North Leigh Roman Villa
North Leigh Roman Villa

The remains of a large Roman villa stand on a sloping site above the River Evenlode. The most impressive feature at North Leigh is an almost complete section of mosaic flooring, largely composed of geometric patterns.

The villa was constructed sometime in the late 1st century, and was inhabited until the late 4th or early 5th century, as indicated by finds of coins from the reign of Arcadius, who reigned from AD 383 - 408.

The first building was a simple rectangle, but this was later expanded to create a complex of buildings around three sides of a rectangular courtyard. A small gatehouse and porters lodge were set into the south-east side. Only about half of the villa is open to view; the remainder was re-covered to preserve it from decay, but enough remains to get a very clear picture of the site layout.

There were 3 bath complexes; at the north, east, and west corners. Of these, only the north baths are visible above ground. The presence of three bath suites suggests that North Leigh was home to several generations of the same family, each generation maintaining its own baths.

Looking across the villa courtyard from the south-east
Looking across the villa courtyard
from the south-east

Forgers at North Leigh

A fascinating discovery was unearthed by archaeologists investigating the north bath complex. Investigators digging in the furnace room (praefurnium) found a stash of counterfeit coins and tools, including bronze bars, pellets, and blanks used to create false coinage. The coins were of low value, probably taking advantage of a shortage of small change in circulation.

The villa was probably inhabited by a local British family who adopted a Roman lifestyle. During its heyday the villa would have supported a community of family, servants, and slaves, many of whom would have worked the surrounding fields.

The grounds are open at any time. The mosaic can only be seen through a viewing window of a protective building built over top of the floor. On our last visit, the mosaic was difficult to see as the viewing window was very worn and difficult to see through.


The villa is not very well signposted from nearby roads. There is an English Heritage sign directly opposite the lane leading down to the villa, and a layby with room for 3-4 vehicles on the west side of the road (heading north), though we discovered that you can just as easily pull onto the verge from the southbound side of the road.

From the entrance to the lane, you head slightly downhill between hedgerows, with glimpses of farmland on either side. The villa will come into view on the right after just a few minutes pleasant walk.

There are several information panels around the site, including a very useful map of the site, showing when the different parts of the villa were built. Near the entrance is a 19th-century cottage, now boarded up, and another 19th-century building has been erected over the mosaic floor.

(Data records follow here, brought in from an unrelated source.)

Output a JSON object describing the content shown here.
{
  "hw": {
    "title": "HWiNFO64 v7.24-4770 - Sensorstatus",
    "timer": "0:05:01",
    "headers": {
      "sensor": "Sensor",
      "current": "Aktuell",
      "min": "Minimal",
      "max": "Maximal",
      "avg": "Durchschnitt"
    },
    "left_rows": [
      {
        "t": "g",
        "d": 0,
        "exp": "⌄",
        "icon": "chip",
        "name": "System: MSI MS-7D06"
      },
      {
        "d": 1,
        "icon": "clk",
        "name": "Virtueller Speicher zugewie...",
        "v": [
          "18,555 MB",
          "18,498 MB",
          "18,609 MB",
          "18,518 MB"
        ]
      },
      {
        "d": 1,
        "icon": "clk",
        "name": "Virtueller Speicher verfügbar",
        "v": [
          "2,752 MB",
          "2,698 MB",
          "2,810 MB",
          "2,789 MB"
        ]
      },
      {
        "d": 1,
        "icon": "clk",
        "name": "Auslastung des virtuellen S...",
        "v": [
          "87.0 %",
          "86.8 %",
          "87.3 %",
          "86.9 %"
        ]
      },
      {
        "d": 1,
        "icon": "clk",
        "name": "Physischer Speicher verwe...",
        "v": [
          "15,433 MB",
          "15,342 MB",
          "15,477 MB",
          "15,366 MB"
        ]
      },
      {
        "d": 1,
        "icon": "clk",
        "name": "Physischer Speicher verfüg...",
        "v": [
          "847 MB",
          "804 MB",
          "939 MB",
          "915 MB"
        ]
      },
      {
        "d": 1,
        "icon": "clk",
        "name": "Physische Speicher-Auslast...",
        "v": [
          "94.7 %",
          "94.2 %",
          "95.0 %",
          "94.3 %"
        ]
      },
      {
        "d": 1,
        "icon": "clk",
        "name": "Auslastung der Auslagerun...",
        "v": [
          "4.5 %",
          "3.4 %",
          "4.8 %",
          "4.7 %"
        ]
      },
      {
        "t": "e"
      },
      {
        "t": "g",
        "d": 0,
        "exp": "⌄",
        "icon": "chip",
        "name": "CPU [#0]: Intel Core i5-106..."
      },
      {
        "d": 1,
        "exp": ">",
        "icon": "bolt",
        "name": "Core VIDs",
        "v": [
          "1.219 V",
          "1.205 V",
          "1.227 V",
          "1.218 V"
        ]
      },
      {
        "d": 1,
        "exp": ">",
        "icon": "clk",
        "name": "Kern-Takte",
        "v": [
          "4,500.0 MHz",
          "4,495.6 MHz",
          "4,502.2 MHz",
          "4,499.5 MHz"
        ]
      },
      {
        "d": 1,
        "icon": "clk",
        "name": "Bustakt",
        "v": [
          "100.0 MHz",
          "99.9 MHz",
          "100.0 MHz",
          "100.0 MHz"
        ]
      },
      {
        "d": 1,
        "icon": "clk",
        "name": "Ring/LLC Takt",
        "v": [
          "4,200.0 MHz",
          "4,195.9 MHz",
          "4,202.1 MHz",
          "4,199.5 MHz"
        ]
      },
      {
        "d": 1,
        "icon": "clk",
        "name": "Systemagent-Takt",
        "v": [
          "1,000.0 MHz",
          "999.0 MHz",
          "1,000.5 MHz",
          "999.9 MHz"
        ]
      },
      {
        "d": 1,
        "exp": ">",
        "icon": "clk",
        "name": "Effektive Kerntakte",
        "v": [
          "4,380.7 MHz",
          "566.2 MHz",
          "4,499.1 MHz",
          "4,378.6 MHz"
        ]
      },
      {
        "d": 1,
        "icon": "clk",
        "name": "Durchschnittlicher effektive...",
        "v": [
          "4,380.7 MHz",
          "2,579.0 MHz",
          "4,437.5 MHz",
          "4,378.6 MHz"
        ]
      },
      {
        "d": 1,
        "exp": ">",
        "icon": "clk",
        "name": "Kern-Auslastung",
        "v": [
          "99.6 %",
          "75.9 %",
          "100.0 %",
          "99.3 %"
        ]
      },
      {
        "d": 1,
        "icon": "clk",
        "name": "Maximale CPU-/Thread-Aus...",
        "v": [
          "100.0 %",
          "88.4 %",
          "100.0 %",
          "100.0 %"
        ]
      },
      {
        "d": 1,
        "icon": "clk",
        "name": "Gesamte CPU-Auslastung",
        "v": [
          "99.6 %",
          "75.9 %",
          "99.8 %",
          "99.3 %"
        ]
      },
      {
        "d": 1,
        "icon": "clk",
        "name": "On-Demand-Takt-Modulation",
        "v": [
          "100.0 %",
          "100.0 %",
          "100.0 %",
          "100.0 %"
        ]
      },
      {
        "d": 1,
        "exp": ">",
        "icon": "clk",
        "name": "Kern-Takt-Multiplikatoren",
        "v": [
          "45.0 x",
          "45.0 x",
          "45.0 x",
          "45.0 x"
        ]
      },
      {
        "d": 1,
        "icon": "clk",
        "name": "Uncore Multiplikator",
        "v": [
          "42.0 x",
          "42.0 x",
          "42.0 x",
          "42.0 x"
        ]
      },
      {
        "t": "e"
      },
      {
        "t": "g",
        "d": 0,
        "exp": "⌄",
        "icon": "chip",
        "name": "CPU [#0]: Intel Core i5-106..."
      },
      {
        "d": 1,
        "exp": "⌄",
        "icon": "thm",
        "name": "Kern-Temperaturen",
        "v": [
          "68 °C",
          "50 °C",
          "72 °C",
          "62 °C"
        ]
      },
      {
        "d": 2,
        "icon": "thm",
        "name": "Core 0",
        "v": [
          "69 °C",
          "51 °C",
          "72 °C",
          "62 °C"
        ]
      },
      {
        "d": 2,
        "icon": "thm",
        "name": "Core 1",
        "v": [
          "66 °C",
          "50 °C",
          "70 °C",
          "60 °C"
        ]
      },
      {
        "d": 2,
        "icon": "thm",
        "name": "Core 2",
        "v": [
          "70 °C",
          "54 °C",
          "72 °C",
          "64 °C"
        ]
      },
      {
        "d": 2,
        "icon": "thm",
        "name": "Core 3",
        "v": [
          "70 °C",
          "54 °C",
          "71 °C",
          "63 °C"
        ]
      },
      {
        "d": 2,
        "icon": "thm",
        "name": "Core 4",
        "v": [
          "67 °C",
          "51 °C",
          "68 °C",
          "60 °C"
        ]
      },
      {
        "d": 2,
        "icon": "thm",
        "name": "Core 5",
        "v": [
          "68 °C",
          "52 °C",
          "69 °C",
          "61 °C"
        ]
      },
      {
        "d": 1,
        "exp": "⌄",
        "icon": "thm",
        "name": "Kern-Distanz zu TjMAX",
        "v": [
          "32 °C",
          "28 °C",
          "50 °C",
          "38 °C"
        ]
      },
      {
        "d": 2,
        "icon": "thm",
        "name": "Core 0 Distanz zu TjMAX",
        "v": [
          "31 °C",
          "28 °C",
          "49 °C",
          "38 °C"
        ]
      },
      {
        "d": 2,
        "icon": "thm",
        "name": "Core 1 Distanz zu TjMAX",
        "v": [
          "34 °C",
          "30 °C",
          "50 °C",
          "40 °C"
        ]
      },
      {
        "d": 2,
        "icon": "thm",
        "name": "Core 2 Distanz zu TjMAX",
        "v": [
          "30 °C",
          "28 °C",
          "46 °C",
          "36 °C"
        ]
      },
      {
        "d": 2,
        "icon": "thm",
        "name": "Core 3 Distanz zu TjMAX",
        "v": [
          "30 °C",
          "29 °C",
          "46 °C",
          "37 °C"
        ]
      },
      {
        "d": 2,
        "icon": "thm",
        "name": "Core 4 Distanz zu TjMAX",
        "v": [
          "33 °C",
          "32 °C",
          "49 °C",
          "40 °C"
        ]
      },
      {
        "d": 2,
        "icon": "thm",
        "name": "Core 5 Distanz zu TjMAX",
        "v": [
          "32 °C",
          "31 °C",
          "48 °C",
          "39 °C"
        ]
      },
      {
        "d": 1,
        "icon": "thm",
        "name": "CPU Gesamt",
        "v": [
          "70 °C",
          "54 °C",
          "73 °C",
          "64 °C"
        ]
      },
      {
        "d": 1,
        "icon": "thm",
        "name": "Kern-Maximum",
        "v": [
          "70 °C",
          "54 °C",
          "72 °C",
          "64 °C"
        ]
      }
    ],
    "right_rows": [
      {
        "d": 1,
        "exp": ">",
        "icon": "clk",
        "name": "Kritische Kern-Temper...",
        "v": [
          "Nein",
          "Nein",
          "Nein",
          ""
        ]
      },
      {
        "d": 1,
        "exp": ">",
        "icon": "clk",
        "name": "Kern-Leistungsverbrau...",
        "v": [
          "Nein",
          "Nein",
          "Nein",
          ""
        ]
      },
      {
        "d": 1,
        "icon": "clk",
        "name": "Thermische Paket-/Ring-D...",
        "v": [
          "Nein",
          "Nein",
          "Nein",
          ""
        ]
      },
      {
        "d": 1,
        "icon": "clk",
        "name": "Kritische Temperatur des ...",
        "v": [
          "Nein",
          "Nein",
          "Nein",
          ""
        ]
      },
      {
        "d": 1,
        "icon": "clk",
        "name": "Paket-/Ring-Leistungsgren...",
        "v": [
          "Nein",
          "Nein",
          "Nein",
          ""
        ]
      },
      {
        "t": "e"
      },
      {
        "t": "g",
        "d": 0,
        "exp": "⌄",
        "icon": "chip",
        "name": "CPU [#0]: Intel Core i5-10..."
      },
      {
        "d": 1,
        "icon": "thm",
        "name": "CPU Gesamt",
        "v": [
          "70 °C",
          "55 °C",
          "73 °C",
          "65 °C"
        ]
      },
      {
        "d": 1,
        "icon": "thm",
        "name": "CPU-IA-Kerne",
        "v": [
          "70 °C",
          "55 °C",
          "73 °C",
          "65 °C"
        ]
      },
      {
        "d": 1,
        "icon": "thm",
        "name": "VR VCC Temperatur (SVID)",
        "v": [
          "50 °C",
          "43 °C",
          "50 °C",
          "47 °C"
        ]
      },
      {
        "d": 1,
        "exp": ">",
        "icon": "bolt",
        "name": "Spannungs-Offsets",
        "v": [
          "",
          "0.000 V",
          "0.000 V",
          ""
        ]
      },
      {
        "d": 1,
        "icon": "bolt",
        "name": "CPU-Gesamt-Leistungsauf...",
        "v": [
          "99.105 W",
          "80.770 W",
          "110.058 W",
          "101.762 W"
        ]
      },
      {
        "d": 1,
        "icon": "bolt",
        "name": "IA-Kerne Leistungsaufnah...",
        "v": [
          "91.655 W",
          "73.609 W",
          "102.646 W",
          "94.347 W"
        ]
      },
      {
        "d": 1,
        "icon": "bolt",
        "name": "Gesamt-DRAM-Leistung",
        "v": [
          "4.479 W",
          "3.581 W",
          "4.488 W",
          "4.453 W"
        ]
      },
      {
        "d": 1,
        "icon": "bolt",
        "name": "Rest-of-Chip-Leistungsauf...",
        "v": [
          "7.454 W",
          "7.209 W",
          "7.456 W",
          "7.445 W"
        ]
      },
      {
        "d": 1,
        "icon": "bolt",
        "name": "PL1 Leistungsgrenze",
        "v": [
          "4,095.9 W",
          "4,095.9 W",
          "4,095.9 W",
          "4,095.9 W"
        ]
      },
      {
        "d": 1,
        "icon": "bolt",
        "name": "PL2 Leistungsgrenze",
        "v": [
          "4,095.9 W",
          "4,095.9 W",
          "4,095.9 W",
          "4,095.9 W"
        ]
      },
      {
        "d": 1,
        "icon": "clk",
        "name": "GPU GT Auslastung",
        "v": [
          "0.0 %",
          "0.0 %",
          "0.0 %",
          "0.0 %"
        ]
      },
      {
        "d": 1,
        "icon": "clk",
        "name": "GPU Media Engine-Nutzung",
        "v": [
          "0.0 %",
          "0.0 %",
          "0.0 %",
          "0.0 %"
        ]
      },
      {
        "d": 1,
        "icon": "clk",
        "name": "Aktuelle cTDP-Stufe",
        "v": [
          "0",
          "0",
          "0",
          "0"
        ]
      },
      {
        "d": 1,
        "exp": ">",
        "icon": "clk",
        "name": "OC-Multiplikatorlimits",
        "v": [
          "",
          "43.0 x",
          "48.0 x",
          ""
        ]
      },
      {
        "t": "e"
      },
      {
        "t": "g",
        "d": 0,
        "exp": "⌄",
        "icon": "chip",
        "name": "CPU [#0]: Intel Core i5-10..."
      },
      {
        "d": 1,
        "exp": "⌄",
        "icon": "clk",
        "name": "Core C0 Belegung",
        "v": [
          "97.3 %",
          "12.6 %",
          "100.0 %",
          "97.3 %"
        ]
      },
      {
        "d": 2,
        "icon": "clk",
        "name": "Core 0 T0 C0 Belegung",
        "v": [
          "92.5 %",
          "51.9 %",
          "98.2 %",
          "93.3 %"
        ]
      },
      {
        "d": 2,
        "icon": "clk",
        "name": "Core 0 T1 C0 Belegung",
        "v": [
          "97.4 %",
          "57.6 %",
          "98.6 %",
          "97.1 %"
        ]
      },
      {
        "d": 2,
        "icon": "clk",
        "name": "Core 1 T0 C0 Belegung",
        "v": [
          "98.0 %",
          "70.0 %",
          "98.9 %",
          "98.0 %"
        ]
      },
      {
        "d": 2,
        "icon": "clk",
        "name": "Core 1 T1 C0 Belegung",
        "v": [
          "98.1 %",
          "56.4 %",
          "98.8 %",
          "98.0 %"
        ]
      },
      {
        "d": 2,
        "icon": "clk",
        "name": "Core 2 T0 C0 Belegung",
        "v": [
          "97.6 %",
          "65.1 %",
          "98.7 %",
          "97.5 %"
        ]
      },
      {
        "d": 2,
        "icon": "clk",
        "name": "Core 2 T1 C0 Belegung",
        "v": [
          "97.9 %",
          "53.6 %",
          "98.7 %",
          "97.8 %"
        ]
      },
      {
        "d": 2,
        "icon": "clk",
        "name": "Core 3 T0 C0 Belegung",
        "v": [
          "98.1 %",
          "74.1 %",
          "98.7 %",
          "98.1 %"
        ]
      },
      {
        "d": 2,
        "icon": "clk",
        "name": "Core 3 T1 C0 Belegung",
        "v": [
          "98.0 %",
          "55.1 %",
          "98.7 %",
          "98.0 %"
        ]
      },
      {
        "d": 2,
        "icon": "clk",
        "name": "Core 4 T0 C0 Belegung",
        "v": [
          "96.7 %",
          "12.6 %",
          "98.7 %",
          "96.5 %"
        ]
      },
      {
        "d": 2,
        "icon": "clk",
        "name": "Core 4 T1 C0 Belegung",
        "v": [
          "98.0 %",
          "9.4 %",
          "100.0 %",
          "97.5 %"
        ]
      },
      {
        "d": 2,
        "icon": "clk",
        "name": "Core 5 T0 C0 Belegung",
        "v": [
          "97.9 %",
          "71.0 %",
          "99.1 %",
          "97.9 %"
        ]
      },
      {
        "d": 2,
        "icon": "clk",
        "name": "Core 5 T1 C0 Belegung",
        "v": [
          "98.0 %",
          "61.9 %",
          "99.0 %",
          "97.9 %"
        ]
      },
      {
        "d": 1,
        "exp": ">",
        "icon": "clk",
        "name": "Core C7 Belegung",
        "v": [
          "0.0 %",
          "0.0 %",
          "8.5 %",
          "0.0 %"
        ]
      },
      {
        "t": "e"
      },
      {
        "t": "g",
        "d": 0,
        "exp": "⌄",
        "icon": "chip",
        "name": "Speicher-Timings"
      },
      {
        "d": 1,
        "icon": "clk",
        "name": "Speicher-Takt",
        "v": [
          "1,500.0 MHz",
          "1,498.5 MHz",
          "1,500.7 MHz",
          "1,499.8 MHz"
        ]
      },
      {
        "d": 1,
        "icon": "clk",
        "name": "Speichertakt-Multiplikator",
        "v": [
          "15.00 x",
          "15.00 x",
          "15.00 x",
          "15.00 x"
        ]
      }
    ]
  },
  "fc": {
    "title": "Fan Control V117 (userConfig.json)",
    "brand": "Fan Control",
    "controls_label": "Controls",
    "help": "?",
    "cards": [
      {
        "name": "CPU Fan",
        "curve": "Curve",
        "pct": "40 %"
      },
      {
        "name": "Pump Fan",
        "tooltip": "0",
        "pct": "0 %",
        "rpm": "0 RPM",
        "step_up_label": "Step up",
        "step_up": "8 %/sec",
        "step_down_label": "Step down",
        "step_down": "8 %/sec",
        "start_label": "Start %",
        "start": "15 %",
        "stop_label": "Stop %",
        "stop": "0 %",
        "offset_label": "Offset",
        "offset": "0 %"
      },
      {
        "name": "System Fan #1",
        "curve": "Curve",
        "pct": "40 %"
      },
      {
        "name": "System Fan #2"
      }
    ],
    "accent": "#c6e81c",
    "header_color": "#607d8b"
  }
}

You can see through the windows on two sides of this building and catch a glimpse of the mosaics, but it is not easy to make out any details. It looks as though the mosaic building was intended to be open to the public from time to time, but it has been shut every time we've visited.

The site slopes slightly from the north-west range, which means that you can stand on that side of the site and get a really good idea of the villa layout. The north-west range also has several extremely good sections of hypocaust, or underfloor heating, with channels running under the floor level.

We've visited North Leigh four times, and every time I visit, I enjoy it more. The location is gorgeous, and there's a real sense of solitude.